Grabbing one of Harm’s towels, gray, fluffy and very
big (well it figures he’d have big towels, he’s a big
guy) I wrap it around me and walk calmly back into the bedroom. Only
to be confronted by a very perplexed Harm.
“Mac???”
Oh
damn. He doesn’t remember. How could he not? What do I do now?
(Running as fast as possible from the scene of the crime comes to
mind.)
“Mac??? Is that really you??”
OK,
that tears it. Now who else looks like me? Whoops, there is that
whole weird Diane thing, but surely he’s not confusing me with
her. Oh, maybe he is. If he is, I think I’m gonna die.
“Harm,
yes, it’s me.”
“Oh, good. Get back in bed,”
he mumbles just barely coherently.
That’s it!?! We make
love, sleep together finally after all these years and all he can say
is ‘get back in bed’! I’m gonna kill
him.
“WHAT?”
That wakes him up a bit. He
blinks in this disarming way. He rubs his eyes like a little boy. I’m
falling in love again. Deeper.
“Mac, come to bed, I
sleep better when you’re in bed with me and I don’t want
to get up yet.”
“How can you know how you sleep
with me since we’ve never slept together before?”
“Sure
we have. In the Appalachians, in Afghangastan, in Russia. Now get
back in bed, please.”
Dropping the towel, which opens
his eyes just a bit more I’m thankful to see, I get back in
bed. “Well, we’ve slept together, but we’d never
slept together.” I think I sounded bashful.
He draws me
close. Oh, I’ve never felt this secure, this safe, this
protected. These arms that have done so much for me for years...I
never knew their true power. I’m never getting out of this bed.

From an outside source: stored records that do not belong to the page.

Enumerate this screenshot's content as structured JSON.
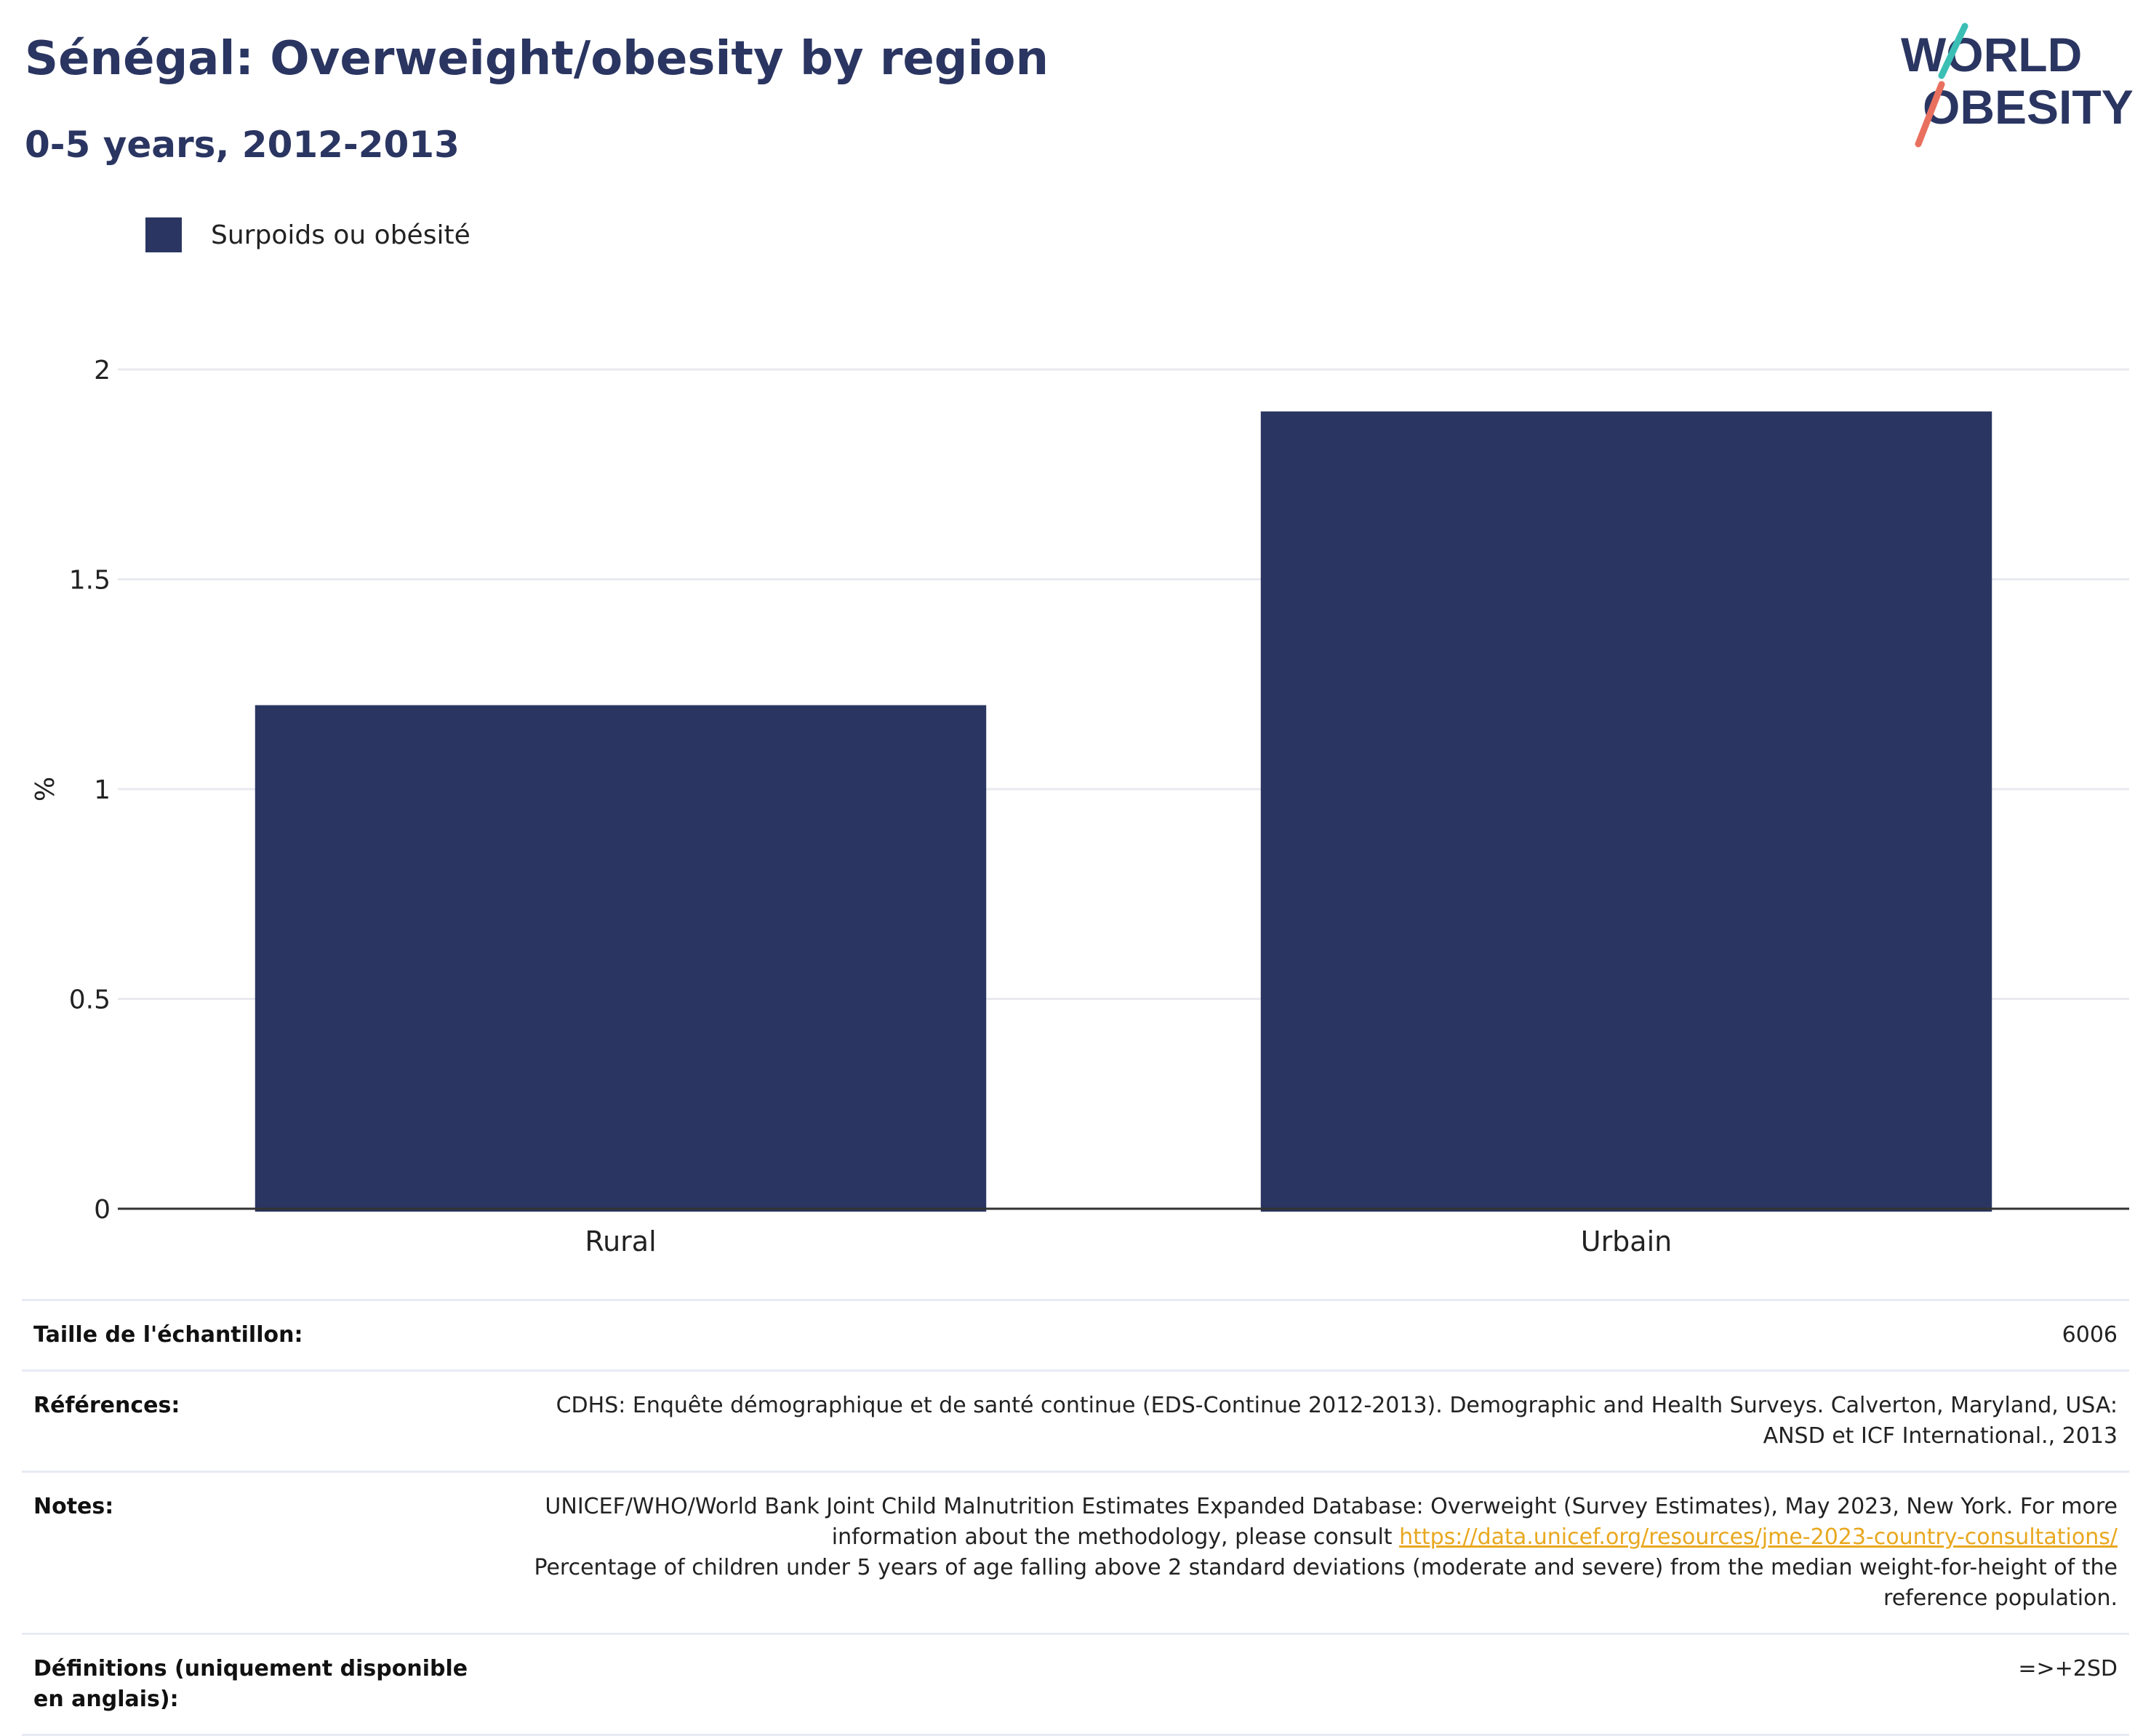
{
  "header": {
    "title": "Sénégal: Overweight/obesity by region",
    "subtitle": "0-5 years, 2012-2013",
    "logo_line1": "WORLD",
    "logo_line2": "OBESITY"
  },
  "legend": {
    "label": "Surpoids ou obésité",
    "color": "#2a3661"
  },
  "chart_data": {
    "type": "bar",
    "title": "Sénégal: Overweight/obesity by region",
    "subtitle": "0-5 years, 2012-2013",
    "categories": [
      "Rural",
      "Urbain"
    ],
    "series": [
      {
        "name": "Surpoids ou obésité",
        "values": [
          1.2,
          1.9
        ]
      }
    ],
    "ylabel": "%",
    "xlabel": "",
    "ylim": [
      0,
      2
    ],
    "yticks": [
      0,
      0.5,
      1,
      1.5,
      2
    ],
    "ytick_labels": [
      "0",
      "0.5",
      "1",
      "1.5",
      "2"
    ],
    "grid": true,
    "legend_position": "top-left",
    "colors": {
      "bar": "#2a3661",
      "grid": "#e8eaf0",
      "axis": "#333333"
    }
  },
  "info": {
    "sample_size_label": "Taille de l'échantillon:",
    "sample_size_value": "6006",
    "references_label": "Références:",
    "references_value": "CDHS: Enquête démographique et de santé continue (EDS-Continue 2012-2013). Demographic and Health Surveys. Calverton, Maryland, USA: ANSD et ICF International., 2013",
    "notes_label": "Notes:",
    "notes_text_before_link": "UNICEF/WHO/World Bank Joint Child Malnutrition Estimates Expanded Database: Overweight (Survey Estimates), May 2023, New York. For more information about the methodology, please consult",
    "notes_link": "https://data.unicef.org/resources/jme-2023-country-consultations/",
    "notes_text_after_link": "Percentage of children under 5 years of age falling above 2 standard deviations (moderate and severe) from the median weight-for-height of the reference population.",
    "definitions_label": "Définitions (uniquement disponible en anglais):",
    "definitions_value": "=>+2SD"
  }
}
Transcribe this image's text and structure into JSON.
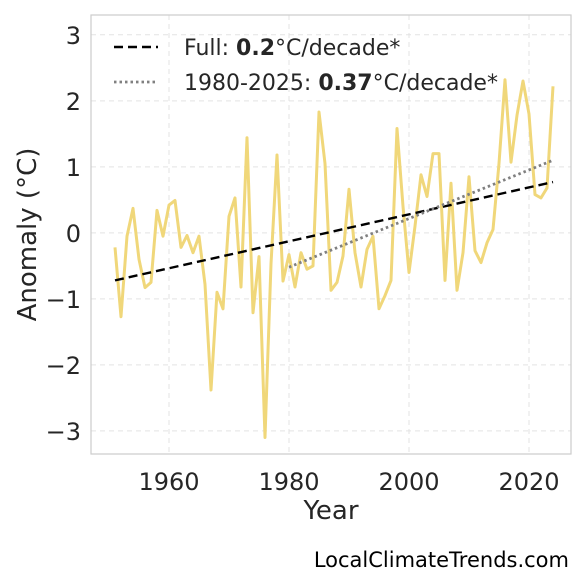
{
  "chart_data": {
    "type": "line",
    "xlabel": "Year",
    "ylabel": "Anomaly (°C)",
    "xlim": [
      1947,
      2027
    ],
    "ylim": [
      -3.35,
      3.3
    ],
    "xticks": [
      1960,
      1980,
      2000,
      2020
    ],
    "yticks": [
      -3,
      -2,
      -1,
      0,
      1,
      2,
      3
    ],
    "xtick_labels": [
      "1960",
      "1980",
      "2000",
      "2020"
    ],
    "ytick_labels": [
      "−3",
      "−2",
      "−1",
      "0",
      "1",
      "2",
      "3"
    ],
    "grid": true,
    "legend_position": "top-left",
    "colors": {
      "series": "#f0d77a",
      "full_trend": "#000000",
      "recent_trend": "#808080",
      "grid": "#e3e3e3",
      "frame": "#cccccc"
    },
    "series": [
      {
        "x": [
          1951,
          1952,
          1953,
          1954,
          1955,
          1956,
          1957,
          1958,
          1959,
          1960,
          1961,
          1962,
          1963,
          1964,
          1965,
          1966,
          1967,
          1968,
          1969,
          1970,
          1971,
          1972,
          1973,
          1974,
          1975,
          1976,
          1977,
          1978,
          1979,
          1980,
          1981,
          1982,
          1983,
          1984,
          1985,
          1986,
          1987,
          1988,
          1989,
          1990,
          1991,
          1992,
          1993,
          1994,
          1995,
          1996,
          1997,
          1998,
          1999,
          2000,
          2001,
          2002,
          2003,
          2004,
          2005,
          2006,
          2007,
          2008,
          2009,
          2010,
          2011,
          2012,
          2013,
          2014,
          2015,
          2016,
          2017,
          2018,
          2019,
          2020,
          2021,
          2022,
          2023,
          2024
        ],
        "y": [
          -0.22,
          -1.27,
          -0.05,
          0.37,
          -0.4,
          -0.83,
          -0.75,
          0.34,
          -0.05,
          0.42,
          0.49,
          -0.22,
          -0.04,
          -0.3,
          -0.05,
          -0.78,
          -2.38,
          -0.9,
          -1.15,
          0.25,
          0.53,
          -0.82,
          1.44,
          -1.21,
          -0.36,
          -3.1,
          -0.47,
          1.18,
          -0.73,
          -0.33,
          -0.82,
          -0.3,
          -0.55,
          -0.5,
          1.83,
          1.05,
          -0.87,
          -0.75,
          -0.35,
          0.66,
          -0.3,
          -0.82,
          -0.25,
          -0.05,
          -1.15,
          -0.95,
          -0.72,
          1.58,
          0.4,
          -0.6,
          0.1,
          0.88,
          0.55,
          1.2,
          1.2,
          -0.72,
          0.75,
          -0.87,
          -0.3,
          0.85,
          -0.27,
          -0.45,
          -0.15,
          0.05,
          1.05,
          2.32,
          1.07,
          1.78,
          2.3,
          1.8,
          0.58,
          0.53,
          0.68,
          2.22
        ]
      }
    ],
    "trends": [
      {
        "name": "Full",
        "rate": "0.2",
        "unit": "°C/decade*",
        "x": [
          1951,
          2024
        ],
        "y": [
          -0.72,
          0.77
        ],
        "style": "dashed"
      },
      {
        "name": "1980-2025",
        "rate": "0.37",
        "unit": "°C/decade*",
        "x": [
          1980,
          2024
        ],
        "y": [
          -0.52,
          1.1
        ],
        "style": "dotted"
      }
    ]
  },
  "source_label": "LocalClimateTrends.com"
}
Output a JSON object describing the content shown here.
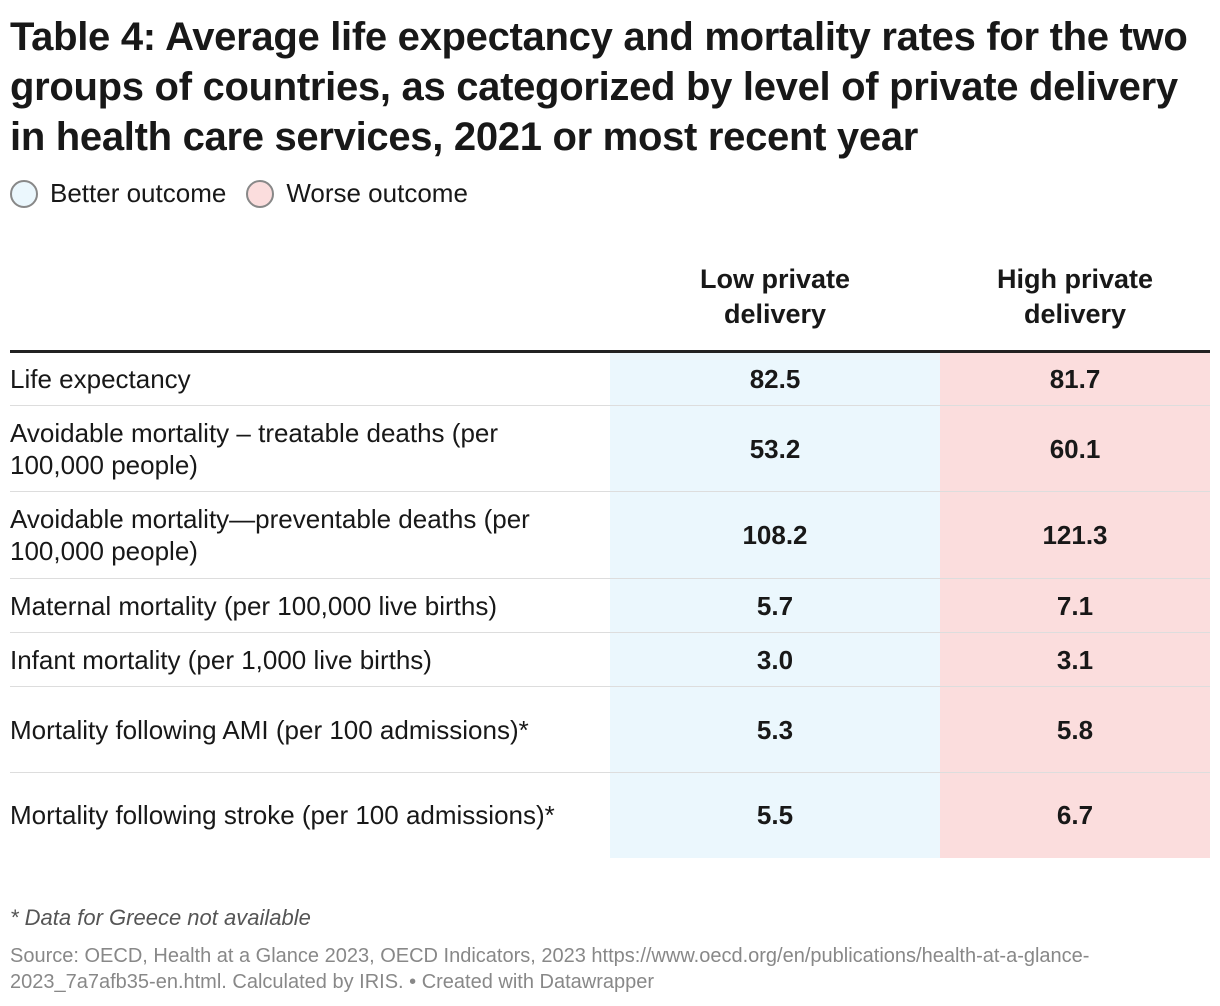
{
  "header": {
    "title": "Table 4: Average life expectancy and mortality rates for the two groups of countries, as categorized by level of private delivery in health care services, 2021 or most recent year"
  },
  "legend": [
    {
      "label": "Better outcome"
    },
    {
      "label": "Worse outcome"
    }
  ],
  "table": {
    "columns": [
      "Low private delivery",
      "High private delivery"
    ],
    "rows": [
      [
        "Life expectancy",
        "82.5",
        "81.7"
      ],
      [
        "Avoidable mortality – treatable deaths (per 100,000 people)",
        "53.2",
        "60.1"
      ],
      [
        "Avoidable mortality—preventable deaths (per 100,000 people)",
        "108.2",
        "121.3"
      ],
      [
        "Maternal mortality (per 100,000 live births)",
        "5.7",
        "7.1"
      ],
      [
        "Infant mortality (per 1,000 live births)",
        "3.0",
        "3.1"
      ],
      [
        "Mortality following AMI (per 100 admissions)*",
        "5.3",
        "5.8"
      ],
      [
        "Mortality following stroke (per 100 admissions)*",
        "5.5",
        "6.7"
      ]
    ]
  },
  "footer": {
    "note": "* Data for Greece not available",
    "source": "Source: OECD, Health at a Glance 2023, OECD Indicators, 2023 https://www.oecd.org/en/publications/health-at-a-glance-2023_7a7afb35-en.html. Calculated by IRIS. • Created with Datawrapper"
  }
}
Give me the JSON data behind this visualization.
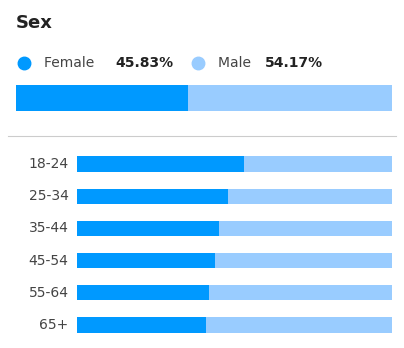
{
  "title": "Sex",
  "legend": [
    {
      "label": "Female",
      "pct": "45.83%",
      "color": "#0099FF"
    },
    {
      "label": "Male",
      "pct": "54.17%",
      "color": "#99CCFF"
    }
  ],
  "overall": {
    "female": 45.83,
    "male": 54.17
  },
  "age_groups": [
    "18-24",
    "25-34",
    "35-44",
    "45-54",
    "55-64",
    "65+"
  ],
  "female_pct": [
    53.0,
    48.0,
    45.0,
    44.0,
    42.0,
    41.0
  ],
  "female_color": "#0099FF",
  "male_color": "#99CCFF",
  "background_color": "#FFFFFF",
  "title_fontsize": 13,
  "tick_fontsize": 10,
  "separator_color": "#CCCCCC"
}
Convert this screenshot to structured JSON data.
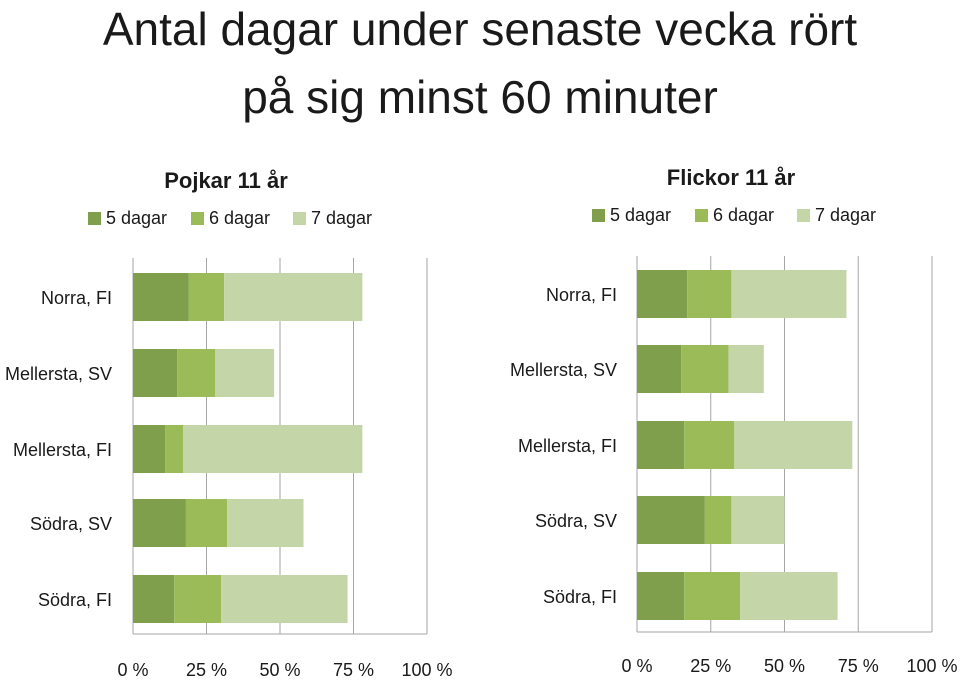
{
  "title_line1": "Antal dagar under senaste vecka rört",
  "title_line2": "på sig minst 60 minuter",
  "colors": {
    "5 dagar": "#7f9f4d",
    "6 dagar": "#9bbb59",
    "7 dagar": "#c4d6a8",
    "grid": "#a6a6a6"
  },
  "chart_data": [
    {
      "type": "bar",
      "orientation": "horizontal",
      "stacked": true,
      "title": "Pojkar 11 år",
      "categories": [
        "Norra, FI",
        "Mellersta, SV",
        "Mellersta, FI",
        "Södra, SV",
        "Södra, FI"
      ],
      "series": [
        {
          "name": "5 dagar",
          "values": [
            19,
            15,
            11,
            18,
            14
          ]
        },
        {
          "name": "6 dagar",
          "values": [
            12,
            13,
            6,
            14,
            16
          ]
        },
        {
          "name": "7 dagar",
          "values": [
            47,
            20,
            61,
            26,
            43
          ]
        }
      ],
      "xlim": [
        0,
        100
      ],
      "x_ticks": [
        "0 %",
        "25 %",
        "50 %",
        "75 %",
        "100 %"
      ],
      "legend": "top",
      "grid": true
    },
    {
      "type": "bar",
      "orientation": "horizontal",
      "stacked": true,
      "title": "Flickor 11 år",
      "categories": [
        "Norra, FI",
        "Mellersta, SV",
        "Mellersta, FI",
        "Södra, SV",
        "Södra, FI"
      ],
      "series": [
        {
          "name": "5 dagar",
          "values": [
            17,
            15,
            16,
            23,
            16
          ]
        },
        {
          "name": "6 dagar",
          "values": [
            15,
            16,
            17,
            9,
            19
          ]
        },
        {
          "name": "7 dagar",
          "values": [
            39,
            12,
            40,
            18,
            33
          ]
        }
      ],
      "xlim": [
        0,
        100
      ],
      "x_ticks": [
        "0 %",
        "25 %",
        "50 %",
        "75 %",
        "100 %"
      ],
      "legend": "top",
      "grid": true
    }
  ]
}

And neither is he. We won’t call it a hostage crisis. More like
a need finally fulfilled.
“Yeah, that’s too bad,”
he says, drawing little figure 8’s on my back. “Why
didn’t we?”
Give me a break. Mr. Regulations is asking
why we haven’t had sex before now? My face must have betrayed
my thoughts.
“Ok, ok. I know. But remember, time’s
linear. Once you pass a momentous event, it can’t be taken
back.”
I nod.
“So, we’ve passed this
event. I’d like to think we’ll revisit it very often. And
by the way, you are never, ever going to pass this kind of event with
anyone else. I’m not either. You’re mine. I’m
yours. Understood?”
A declaration? A stated intention?
You mean I don’t need to get him to get that tattoo?
“What
exactly do you mean, Harm?” No more misunderstandings. No more
Sydney's!
“Well, I don’t have a ring this morning,
but I’d sure like it if you considered yourself my fiancé.”
I
don’t think I’ve gulped in the last 20 years and now I’m
gonna do it again for the second time in a day. “Yes.”
“Good,”
he says as he throws his left arm and leg over me. “This OK?”
“Yes, I’d have to say that this is just
wonderful.”
“Great, now let’s sleep a little
more then I’ll make you pancakes.”
Maybe I can run
to the store for some bacon, too. Humm, but then again, I may never
need more than what I have right here.